The Hilbert-Schmidt norms of quantum channels and matrix integrals over the unit sphere

TL;DR

This paper investigates the possible ranges of combined Hilbert-Schmidt norms of quantum channels and their complements, characterizes extremal channels, and explores matrix integrals over the unit sphere with applications to infinite-dimensional systems.

Contribution

It provides a detailed analysis of the norm ranges of quantum channels and their complements, characterizes channels achieving extremal values, and establishes equivalences of matrix integrals over the sphere.

Findings

Characterization of quantum channels with extremal Hilbert-Schmidt norm sums.

Description of pure state preserving maps in infinite dimensions.

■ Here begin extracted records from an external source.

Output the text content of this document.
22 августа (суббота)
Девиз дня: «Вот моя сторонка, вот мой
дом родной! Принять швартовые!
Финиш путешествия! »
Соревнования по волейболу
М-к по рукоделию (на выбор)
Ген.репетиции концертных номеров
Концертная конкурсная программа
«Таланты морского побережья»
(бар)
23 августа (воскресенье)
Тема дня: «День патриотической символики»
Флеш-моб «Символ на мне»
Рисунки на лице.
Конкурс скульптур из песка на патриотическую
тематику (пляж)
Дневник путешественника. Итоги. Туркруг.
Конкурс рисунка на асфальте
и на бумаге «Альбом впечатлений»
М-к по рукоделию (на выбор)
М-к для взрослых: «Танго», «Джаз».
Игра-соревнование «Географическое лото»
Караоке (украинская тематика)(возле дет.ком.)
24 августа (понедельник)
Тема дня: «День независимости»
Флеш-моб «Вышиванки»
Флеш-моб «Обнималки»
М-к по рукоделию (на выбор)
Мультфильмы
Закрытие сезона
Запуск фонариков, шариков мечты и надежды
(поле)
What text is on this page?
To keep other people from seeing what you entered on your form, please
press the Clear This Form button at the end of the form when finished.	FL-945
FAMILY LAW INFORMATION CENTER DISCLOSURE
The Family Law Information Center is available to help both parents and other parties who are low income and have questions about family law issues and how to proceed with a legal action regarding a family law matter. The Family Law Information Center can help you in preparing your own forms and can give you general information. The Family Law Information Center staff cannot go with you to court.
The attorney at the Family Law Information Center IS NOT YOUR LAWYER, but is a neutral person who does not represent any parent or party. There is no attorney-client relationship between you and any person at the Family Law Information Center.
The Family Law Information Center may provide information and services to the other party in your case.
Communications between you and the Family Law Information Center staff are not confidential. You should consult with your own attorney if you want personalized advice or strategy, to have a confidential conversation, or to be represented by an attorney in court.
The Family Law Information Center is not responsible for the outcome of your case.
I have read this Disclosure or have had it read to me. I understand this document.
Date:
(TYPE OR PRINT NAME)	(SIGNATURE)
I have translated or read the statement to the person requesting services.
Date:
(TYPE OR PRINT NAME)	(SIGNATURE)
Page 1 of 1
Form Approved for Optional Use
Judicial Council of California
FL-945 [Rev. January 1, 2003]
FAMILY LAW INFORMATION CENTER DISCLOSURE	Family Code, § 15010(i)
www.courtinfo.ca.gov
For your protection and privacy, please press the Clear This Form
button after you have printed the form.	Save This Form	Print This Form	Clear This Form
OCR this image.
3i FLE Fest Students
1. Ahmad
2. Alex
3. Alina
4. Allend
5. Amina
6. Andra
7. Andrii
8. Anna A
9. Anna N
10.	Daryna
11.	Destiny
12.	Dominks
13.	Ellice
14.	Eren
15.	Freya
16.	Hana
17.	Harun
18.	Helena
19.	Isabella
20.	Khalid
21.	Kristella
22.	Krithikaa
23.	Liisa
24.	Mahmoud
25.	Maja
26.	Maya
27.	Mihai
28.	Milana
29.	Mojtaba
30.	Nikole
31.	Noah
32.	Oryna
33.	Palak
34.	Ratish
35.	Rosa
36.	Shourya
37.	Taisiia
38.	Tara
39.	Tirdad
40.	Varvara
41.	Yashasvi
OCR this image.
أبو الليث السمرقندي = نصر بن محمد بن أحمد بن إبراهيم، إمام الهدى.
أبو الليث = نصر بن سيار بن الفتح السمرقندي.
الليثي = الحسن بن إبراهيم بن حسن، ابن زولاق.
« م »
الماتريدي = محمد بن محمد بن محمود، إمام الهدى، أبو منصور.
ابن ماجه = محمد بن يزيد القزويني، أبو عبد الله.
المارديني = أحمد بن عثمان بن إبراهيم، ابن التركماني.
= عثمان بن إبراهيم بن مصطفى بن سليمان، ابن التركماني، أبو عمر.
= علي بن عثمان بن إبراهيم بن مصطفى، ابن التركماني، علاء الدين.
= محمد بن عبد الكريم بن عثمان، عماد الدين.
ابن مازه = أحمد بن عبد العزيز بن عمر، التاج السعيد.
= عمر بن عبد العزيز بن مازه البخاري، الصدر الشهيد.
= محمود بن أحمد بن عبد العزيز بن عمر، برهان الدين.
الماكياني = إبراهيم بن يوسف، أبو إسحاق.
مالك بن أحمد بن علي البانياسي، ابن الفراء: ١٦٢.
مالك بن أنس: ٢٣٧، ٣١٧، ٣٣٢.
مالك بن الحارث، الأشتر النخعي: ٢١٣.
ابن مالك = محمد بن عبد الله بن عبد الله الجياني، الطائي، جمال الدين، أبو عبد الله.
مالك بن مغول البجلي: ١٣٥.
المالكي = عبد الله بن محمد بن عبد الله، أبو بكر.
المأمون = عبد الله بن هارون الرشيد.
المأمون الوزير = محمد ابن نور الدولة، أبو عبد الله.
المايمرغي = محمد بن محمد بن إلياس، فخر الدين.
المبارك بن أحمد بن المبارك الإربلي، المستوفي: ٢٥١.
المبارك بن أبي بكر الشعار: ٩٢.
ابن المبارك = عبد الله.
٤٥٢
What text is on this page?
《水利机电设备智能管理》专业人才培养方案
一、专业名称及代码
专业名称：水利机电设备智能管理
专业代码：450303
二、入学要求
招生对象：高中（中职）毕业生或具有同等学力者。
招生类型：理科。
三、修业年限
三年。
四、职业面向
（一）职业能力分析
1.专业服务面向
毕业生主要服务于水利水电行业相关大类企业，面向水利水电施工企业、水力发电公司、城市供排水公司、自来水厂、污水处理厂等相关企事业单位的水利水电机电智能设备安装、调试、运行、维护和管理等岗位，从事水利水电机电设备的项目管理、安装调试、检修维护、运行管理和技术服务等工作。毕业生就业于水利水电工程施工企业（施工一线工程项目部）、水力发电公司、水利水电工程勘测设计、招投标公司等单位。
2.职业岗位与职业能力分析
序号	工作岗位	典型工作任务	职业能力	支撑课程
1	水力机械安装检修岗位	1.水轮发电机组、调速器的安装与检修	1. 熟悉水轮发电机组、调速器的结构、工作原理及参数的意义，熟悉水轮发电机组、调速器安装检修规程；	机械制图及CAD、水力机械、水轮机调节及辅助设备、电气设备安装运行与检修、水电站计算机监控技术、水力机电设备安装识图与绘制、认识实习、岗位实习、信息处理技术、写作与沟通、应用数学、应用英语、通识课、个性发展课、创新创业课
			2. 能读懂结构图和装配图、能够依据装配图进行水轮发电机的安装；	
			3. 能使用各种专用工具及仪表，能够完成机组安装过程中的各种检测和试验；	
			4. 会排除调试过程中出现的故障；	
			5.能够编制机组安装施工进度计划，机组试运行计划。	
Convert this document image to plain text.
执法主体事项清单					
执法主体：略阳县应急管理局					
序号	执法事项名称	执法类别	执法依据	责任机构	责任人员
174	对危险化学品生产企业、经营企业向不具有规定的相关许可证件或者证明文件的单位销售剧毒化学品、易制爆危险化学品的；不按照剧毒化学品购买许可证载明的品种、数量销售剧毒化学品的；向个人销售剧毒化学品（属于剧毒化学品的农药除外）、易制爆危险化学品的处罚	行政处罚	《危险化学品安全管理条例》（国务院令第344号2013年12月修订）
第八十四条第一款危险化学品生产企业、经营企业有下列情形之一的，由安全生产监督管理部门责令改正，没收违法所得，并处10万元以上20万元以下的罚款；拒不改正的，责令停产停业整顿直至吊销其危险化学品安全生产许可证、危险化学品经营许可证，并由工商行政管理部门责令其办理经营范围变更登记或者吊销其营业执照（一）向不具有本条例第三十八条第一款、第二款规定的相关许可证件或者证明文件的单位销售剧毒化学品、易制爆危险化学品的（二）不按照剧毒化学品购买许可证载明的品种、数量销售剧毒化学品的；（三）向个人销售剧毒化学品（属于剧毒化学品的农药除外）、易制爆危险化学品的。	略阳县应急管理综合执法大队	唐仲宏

Equivalence results for matrix integrals over the unit sphere.

Abstract

The dynamics of quantum systems are generally described by a family of quantum channels (linear, completely positive and trace preserving maps). In this note, we mainly study the range of all possible values of $\|\mathcal{E}\|_2^2+\|\widetilde{\mathcal{E}}\|_2^2$ for quantum channels $\mathcal{E}$ and give the equivalent characterizations for quantum channels that achieve these maximum and minimum values, respectively, where $\|\mathcal{E}\|_2$ is the Hilbert-Schmidt norm of $\mathcal{E}$ and $\widetilde{\mathcal{E}}$ is a complementary channel of $\mathcal{E}.$ Also, we get a concrete description of completely positive maps on infinite dimensional systems preserving pure states. Moreover, the equivalency of several matrix integrals over the unit sphere is demonstrated and some extensions of these matrix integrals are obtained.